Thanks, @KrisMinchev. I have edited the list accordingly

KrisMinchev commented 1 year ago

The functions np.union1d and np.dstack are already implemented in arraymath.py and arrayobj.py respectively (see PRs #5544 and #8234 ). Also, np.geomspace is implemented in #9068.

redradist commented 1 year ago

Is there an alternative to np.unwrap(...) in numba ? 'Cause due to this I've got an error: Use of unsupported NumPy function 'numpy.unwrap' or unsupported use of the function.

KrisMinchev commented 1 year ago

np.diagflat has been implemented in #9113. np.vsplit, np.hsplit and np.dsplit have been implemented in #9082. np.nan_to_num has been implemented in #8623. np.resize has been implemented in #9118. np.row_stack has been implemented in #9085. np.trim_zeros has been implemented in #9074. np.flatnonzero has been implemented in #4157. I assume this is what was meant by np.floatnonzero in the above list.
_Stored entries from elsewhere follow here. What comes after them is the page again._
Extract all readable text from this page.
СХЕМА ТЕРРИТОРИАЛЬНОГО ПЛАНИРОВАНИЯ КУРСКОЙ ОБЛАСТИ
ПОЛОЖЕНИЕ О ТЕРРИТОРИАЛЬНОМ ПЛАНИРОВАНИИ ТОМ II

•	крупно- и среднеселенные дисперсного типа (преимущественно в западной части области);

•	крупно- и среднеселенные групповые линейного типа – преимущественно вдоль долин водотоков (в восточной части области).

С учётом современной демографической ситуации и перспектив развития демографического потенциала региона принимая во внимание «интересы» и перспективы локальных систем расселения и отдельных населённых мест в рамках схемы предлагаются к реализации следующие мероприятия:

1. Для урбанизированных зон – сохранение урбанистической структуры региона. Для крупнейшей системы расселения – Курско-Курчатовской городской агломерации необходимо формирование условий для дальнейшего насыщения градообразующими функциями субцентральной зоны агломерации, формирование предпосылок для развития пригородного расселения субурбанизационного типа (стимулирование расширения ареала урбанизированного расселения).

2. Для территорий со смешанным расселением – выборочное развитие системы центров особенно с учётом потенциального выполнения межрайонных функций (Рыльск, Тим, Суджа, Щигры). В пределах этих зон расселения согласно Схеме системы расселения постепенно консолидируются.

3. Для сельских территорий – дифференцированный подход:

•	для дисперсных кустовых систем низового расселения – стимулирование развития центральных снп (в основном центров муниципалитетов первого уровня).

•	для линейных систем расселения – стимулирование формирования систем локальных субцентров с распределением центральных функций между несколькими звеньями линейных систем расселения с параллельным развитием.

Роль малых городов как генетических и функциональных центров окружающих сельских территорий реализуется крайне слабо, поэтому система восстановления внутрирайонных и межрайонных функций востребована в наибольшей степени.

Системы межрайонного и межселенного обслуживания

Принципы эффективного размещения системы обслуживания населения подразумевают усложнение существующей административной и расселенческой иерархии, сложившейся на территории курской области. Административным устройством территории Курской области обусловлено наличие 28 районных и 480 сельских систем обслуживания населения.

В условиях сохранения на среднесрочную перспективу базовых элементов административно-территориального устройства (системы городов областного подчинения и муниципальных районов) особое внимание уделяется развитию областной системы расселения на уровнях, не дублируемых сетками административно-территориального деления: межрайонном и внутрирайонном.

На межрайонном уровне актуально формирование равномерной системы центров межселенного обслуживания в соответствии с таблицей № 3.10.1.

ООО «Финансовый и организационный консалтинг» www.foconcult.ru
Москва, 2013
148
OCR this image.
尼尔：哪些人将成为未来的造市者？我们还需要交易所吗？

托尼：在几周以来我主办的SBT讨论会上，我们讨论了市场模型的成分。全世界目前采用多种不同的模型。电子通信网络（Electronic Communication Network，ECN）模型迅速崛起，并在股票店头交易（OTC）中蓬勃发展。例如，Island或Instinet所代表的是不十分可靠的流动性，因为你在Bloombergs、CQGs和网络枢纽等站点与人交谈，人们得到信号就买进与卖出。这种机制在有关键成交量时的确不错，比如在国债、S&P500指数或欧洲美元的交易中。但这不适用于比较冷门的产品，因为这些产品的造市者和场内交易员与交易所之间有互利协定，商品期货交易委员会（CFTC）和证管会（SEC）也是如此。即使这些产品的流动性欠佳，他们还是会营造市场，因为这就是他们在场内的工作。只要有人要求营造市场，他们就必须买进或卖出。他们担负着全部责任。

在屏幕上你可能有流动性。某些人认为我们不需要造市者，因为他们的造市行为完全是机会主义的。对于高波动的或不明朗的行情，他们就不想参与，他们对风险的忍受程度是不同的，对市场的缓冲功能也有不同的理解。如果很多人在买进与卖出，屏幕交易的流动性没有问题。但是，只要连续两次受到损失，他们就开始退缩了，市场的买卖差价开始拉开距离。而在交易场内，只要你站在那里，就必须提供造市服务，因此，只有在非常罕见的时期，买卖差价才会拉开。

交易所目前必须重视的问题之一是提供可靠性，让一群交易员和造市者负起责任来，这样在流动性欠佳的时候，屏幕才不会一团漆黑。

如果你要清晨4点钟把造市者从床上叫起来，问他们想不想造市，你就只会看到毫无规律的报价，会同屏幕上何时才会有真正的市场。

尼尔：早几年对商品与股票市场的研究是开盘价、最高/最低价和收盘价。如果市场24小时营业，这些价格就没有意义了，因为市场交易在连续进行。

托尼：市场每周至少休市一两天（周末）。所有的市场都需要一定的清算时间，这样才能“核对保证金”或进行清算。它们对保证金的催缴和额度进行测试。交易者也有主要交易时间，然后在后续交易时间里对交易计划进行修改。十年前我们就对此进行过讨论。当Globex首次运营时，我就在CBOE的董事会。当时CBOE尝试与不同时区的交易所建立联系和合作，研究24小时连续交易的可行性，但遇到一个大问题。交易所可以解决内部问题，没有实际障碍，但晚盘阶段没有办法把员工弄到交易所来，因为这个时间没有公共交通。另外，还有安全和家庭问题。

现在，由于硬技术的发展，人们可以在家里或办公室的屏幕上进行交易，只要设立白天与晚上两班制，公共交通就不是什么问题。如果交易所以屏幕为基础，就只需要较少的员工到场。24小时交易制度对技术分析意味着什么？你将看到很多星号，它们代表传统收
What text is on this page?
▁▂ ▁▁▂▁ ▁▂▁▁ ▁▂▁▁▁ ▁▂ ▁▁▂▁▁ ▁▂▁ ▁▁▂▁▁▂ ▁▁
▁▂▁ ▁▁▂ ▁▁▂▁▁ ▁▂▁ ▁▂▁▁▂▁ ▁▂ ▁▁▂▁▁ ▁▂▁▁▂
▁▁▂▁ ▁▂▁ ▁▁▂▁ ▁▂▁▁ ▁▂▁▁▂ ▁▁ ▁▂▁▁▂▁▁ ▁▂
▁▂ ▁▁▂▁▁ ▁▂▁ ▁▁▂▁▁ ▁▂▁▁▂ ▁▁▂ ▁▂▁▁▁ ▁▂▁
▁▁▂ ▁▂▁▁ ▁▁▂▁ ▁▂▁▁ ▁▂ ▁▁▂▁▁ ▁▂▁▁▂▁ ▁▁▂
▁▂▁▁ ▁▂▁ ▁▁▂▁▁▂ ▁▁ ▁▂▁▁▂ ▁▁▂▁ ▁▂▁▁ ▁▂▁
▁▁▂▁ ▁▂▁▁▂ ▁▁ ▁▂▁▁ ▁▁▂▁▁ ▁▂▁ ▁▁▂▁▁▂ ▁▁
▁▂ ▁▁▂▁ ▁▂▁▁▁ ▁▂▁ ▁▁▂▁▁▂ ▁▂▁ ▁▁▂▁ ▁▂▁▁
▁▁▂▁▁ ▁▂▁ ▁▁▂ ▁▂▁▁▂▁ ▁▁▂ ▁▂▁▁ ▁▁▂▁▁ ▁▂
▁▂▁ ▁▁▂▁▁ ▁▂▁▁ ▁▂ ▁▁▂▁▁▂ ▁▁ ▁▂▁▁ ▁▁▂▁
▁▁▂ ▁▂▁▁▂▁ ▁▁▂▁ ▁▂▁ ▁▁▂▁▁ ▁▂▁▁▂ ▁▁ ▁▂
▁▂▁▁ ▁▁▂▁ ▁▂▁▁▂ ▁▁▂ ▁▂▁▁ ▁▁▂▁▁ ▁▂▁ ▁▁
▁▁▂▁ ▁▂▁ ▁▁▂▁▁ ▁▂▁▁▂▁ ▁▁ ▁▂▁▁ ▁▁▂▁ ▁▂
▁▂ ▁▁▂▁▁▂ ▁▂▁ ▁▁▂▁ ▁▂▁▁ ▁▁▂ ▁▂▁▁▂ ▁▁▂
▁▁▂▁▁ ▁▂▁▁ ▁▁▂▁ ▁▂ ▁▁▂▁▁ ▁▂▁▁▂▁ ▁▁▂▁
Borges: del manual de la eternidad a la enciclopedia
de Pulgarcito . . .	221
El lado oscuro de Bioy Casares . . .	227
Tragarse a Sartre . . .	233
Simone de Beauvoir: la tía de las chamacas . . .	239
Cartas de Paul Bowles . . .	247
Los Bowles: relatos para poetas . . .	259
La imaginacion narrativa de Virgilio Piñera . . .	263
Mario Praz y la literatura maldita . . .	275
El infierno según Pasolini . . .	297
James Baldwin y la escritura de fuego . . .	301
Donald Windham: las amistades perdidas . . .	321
As for the polynomial functions in the list (np.polyadd, np.polysub, etc.), they are part of the old polynomial API which is only kept for backward compatibility. There is a newer polynomial package, np.polynomial, which is preferred, as explained here. The functions np.polynomial.polyadd, np.polynomial.polysub, np.polynomial.polymul from the new API have been implemented in #9087.

kmaitreys commented 1 year ago

I hope I have not missed, but I think there no mention of np.isin?

guilhermeleobas commented 1 year ago

@kmaitreys, thanks. I've updated the list to include np.isin. Let us know if you notice any other missing function.

jaredjeya commented 11 months ago

I'd like to add support for np.setxor1d as it seems fairly easy to do (a slight modification to np.intersect1d). There was a PR, #4677, with a very similar implementation but it seems to have gone stale and then closed without merging. Do we reopen that or start from new? I'm also considering doing np.setdiff1d.

guilhermeleobas commented 11 months ago

Hi @jaredjeya, feel free to fork #4677 and create a new PR.